Radicalismo de Estado.


Los casos: Alfonso L. de la Fuente, Raúl García, Rita Maestre y Natividad López.

Las alarmas han saltado de nuevo con las últimas actuaciones del Estado a través del Ministerio, del Fiscal, del ICAM y la Generalitat en Cataluña ordenando acciones policiales y judiciales contra titiriteros, manifestantes y personas que reclaman que se garanticen sus derechos, dignidad y justicia hacen pensar que los últimos coletazos de la última mayoría absoluta en España será recordada por la radicalización y desproporción de sus acciones.

I – la detención durante cinco días de Alfonso Lázaro de la Fuente y de Raúl García integrantes de la compañía Títeres desde Abajo acusados de enaltecimiento del terrorismo por representar la obra La Bruja y Don Cristóbal (obra inspirada en el Retablillo de Don Cristóbal de Federico García Lorca).

Independientemente del error reconocido por que la obra no era apta para todos los públicos y si se comunicó o no la organización, así como las responsabilidades que podrían derivarse, hasta la fecha la sátira no es un delito tipificado en este país. La presión de asociaciones, ciudadanía y otras formaciones políticas hicieron posible la liberación de los artistas. La situación se hacía insostenible por ridícula y a pesar de ser liberados fueron acusados de incitación, odio y hostilidad, obligados a entregar el pasaporte y tener que presentarse ante las autoridades diariamente. Una batalla ganada en una guerra tan desproporcionada como injusta.

II – Rita Maestre, concejal y portavoz del Ayuntamiento de Madrid con Podemos, la acusan de profanación, escarnio u ofensa según los artículos 524 y 525 del Código Penal por una acción de protesta que realizó hace cinco años, en la que un grupo de poco más de 20 personas reivindicaban frente a la capilla de la Universidad Complutense que la universidad no es lugar para espacios religiosos, algo que debería darse por hecho. Clama al cielo ver como la justicia pide responsabilidades sólo a 2 de las más de 20 personas que formaron parte de esta protesta, en concreto, a quien tiene responsabilidades políticas con Podemos.

No hay nada más injusto que criminalizar a una víctima. Por eso tenemos que solidarizarnos y mostrar apoyo a todas las personas que estan siendo objeto de actuaciones policiales y judiciales por decisiones políticas, como los dos primeros casos presentados. También en el tercero, aunque por motivos diferentes, la actuación de una administración que no persigue costes políticos como en los anteriores, pero que choca frontalmente con el legítimo ejercicio de la protesta cívica para reclamar justicia y dignidad.

III –  Naty López, vecina del barrio de Bellvitge de L’Hospitalet fue denunciada por el ICAM por la acampada protesta que inició en octubre de 2015 y por causar desperfectos en la sede de Vallcarca por valor de 100 €. El juicio previsto para el pasado 16 de febrero se celebrará el 12 de mayo.
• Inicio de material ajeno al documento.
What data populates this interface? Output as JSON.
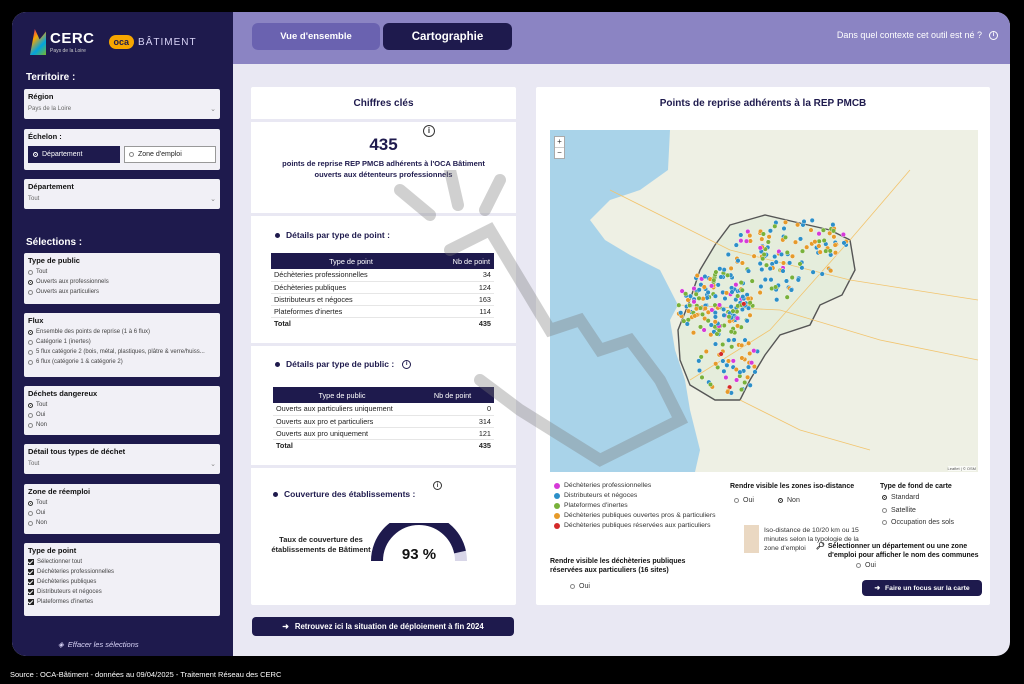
{
  "branding": {
    "cerc": "CERC",
    "cerc_sub": "Pays de la Loire",
    "oca_badge": "oca",
    "oca_text": "BÂTIMENT"
  },
  "sidebar": {
    "territoire_heading": "Territoire :",
    "region": {
      "title": "Région",
      "value": "Pays de la Loire"
    },
    "echelon": {
      "title": "Échelon :",
      "options": [
        "Département",
        "Zone d'emploi"
      ],
      "selected": "Département"
    },
    "departement": {
      "title": "Département",
      "value": "Tout"
    },
    "selections_heading": "Sélections :",
    "type_public": {
      "title": "Type de public",
      "options": [
        "Tout",
        "Ouverts aux professionnels",
        "Ouverts aux particuliers"
      ],
      "selected": 1
    },
    "flux": {
      "title": "Flux",
      "options": [
        "Ensemble des points de reprise (1 à 6 flux)",
        "Catégorie 1 (inertes)",
        "5 flux catégorie 2 (bois, métal, plastiques, plâtre & verre/huiss...",
        "6 flux (catégorie 1 & catégorie 2)"
      ],
      "selected": 0
    },
    "dechets_dangereux": {
      "title": "Déchets dangereux",
      "options": [
        "Tout",
        "Oui",
        "Non"
      ],
      "selected": 0
    },
    "detail_dechet": {
      "title": "Détail tous types de déchet",
      "value": "Tout"
    },
    "zone_reemploi": {
      "title": "Zone de réemploi",
      "options": [
        "Tout",
        "Oui",
        "Non"
      ],
      "selected": 0
    },
    "type_point": {
      "title": "Type de point",
      "options": [
        "Sélectionner tout",
        "Déchèteries professionnelles",
        "Déchèteries publiques",
        "Distributeurs et négoces",
        "Plateformes d'inertes"
      ]
    },
    "clear": "Effacer les sélections"
  },
  "topbar": {
    "tab_overview": "Vue d'ensemble",
    "tab_map": "Cartographie",
    "context": "Dans quel contexte cet outil est né ?"
  },
  "chiffres": {
    "title": "Chiffres clés",
    "total": "435",
    "total_sub_1": "points de reprise REP PMCB adhérents à l'OCA Bâtiment",
    "total_sub_2": "ouverts aux détenteurs professionnels",
    "type_point": {
      "title": "Détails par type de point :",
      "headers": [
        "Type de point",
        "Nb de point"
      ],
      "rows": [
        [
          "Déchèteries professionnelles",
          "34"
        ],
        [
          "Déchèteries publiques",
          "124"
        ],
        [
          "Distributeurs et négoces",
          "163"
        ],
        [
          "Plateformes d'inertes",
          "114"
        ]
      ],
      "total": [
        "Total",
        "435"
      ]
    },
    "type_public": {
      "title": "Détails par type de public :",
      "headers": [
        "Type de public",
        "Nb de point"
      ],
      "rows": [
        [
          "Ouverts aux particuliers uniquement",
          "0"
        ],
        [
          "Ouverts aux pro et particuliers",
          "314"
        ],
        [
          "Ouverts aux pro uniquement",
          "121"
        ]
      ],
      "total": [
        "Total",
        "435"
      ]
    },
    "couverture": {
      "title": "Couverture des établissements :",
      "label": "Taux de couverture des établissements de Bâtiment",
      "value": "93 %",
      "fraction": 0.93
    },
    "cta": "Retrouvez ici la situation de déploiement à fin 2024"
  },
  "map": {
    "title": "Points de reprise adhérents à la REP PMCB",
    "zoom_in": "+",
    "zoom_out": "−",
    "attribution": "Leaflet | © OSM",
    "legend": [
      {
        "label": "Déchèteries professionnelles",
        "color": "#d63ad8"
      },
      {
        "label": "Distributeurs et négoces",
        "color": "#2c8fc8"
      },
      {
        "label": "Plateformes d'inertes",
        "color": "#78b13a"
      },
      {
        "label": "Déchèteries publiques ouvertes pros & particuliers",
        "color": "#e69a2a"
      },
      {
        "label": "Déchèteries publiques réservées aux particuliers",
        "color": "#d42a2a"
      }
    ],
    "iso": {
      "title": "Rendre visible les zones iso-distance",
      "oui": "Oui",
      "non": "Non",
      "text": "Iso-distance de 10/20 km ou 15 minutes selon la typologie de la zone d'emploi"
    },
    "fond": {
      "title": "Type de fond de carte",
      "options": [
        "Standard",
        "Satellite",
        "Occupation des sols"
      ]
    },
    "publiques": {
      "title": "Rendre visible les déchèteries publiques réservées aux particuliers (16 sites)",
      "oui": "Oui"
    },
    "focus": {
      "hint": "Sélectionner un département ou une zone d'emploi pour afficher le nom des communes",
      "oui": "Oui",
      "button": "Faire un focus sur la carte"
    }
  },
  "footer": "Source : OCA-Bâtiment  - données au 09/04/2025 - Traitement Réseau des CERC"
}
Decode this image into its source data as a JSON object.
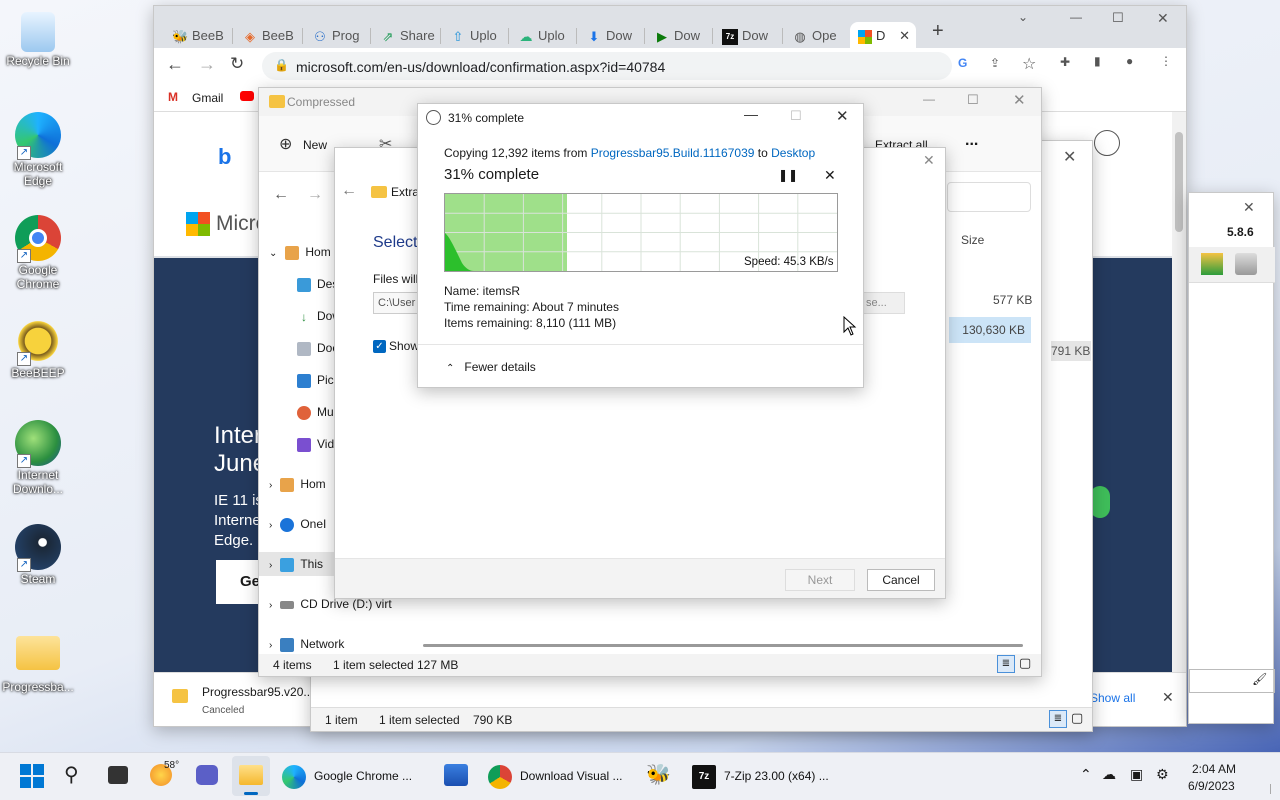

El motivo del aplazamiento se debe a que la Generalitat de Catalunya se añade a la denuncia acusándola de coacciones. ¿Manifestarte pacíficamente es coaccionar?

Las dos primeras acciones, totalmente políticas, por un lado pretenden lesionar políticamente al gobierno de Carmena y por otro lado intentan desestabilizar la negociación para la más que posible entrada en el gobierno de Podemos, en coalición con PSOE e IU-UP.

El caso de Naty es diferente pues ejerce una acción de protesta denunciando que el ICAM le ha dado el alta de forma obligatoria cuando sigue recuperándose de una grave enfermedad y a la espera de la resolución de juicio que resuelva sobre su invalidez.

No tiene sentido que después del daño causado a esta persona la Generalitat de Catalunya añada la acusación por coacciones, demostrando una brutal falta de sensibilidad ante el sufrimiento de Naty, en este caso por la falta de atención para atender su situación y la desproporción injusta que recibe como respuesta. No es ese precisamente el trato que los ciudadanos y las ciudadanas queremos recibir de las administraciones públicas.

Una misma acción, motivos diferentes para tres casos que tienen en común el sufrimiento al tener que soportar la desproporción de los que en el poder son injustos evidenciando que no les era suficiente con la aprobación de la Ley Mordaza o la privatización de la sanidad pública en Cataluña.

Días contados. El próximo gobierno de coalición de izquierdas tiene en uno de sus pilares la sensibilidad hacia las personas y la atención de sus problemas desterrando definitivamente las mayorías absolutas y al neoliberalismo voraz que definen las políticas del Partido Popular, que abandonó hace mucho tiempo a las personas, tanto a los que les votaron como a los que nunca lo hemos hecho.

Julio Anguita habló sobre el “nacimiento de la moral del esclavo”, lo han intentado, pero no lo han conseguido, a pesar de las formas, a pesar de los esfuerzos.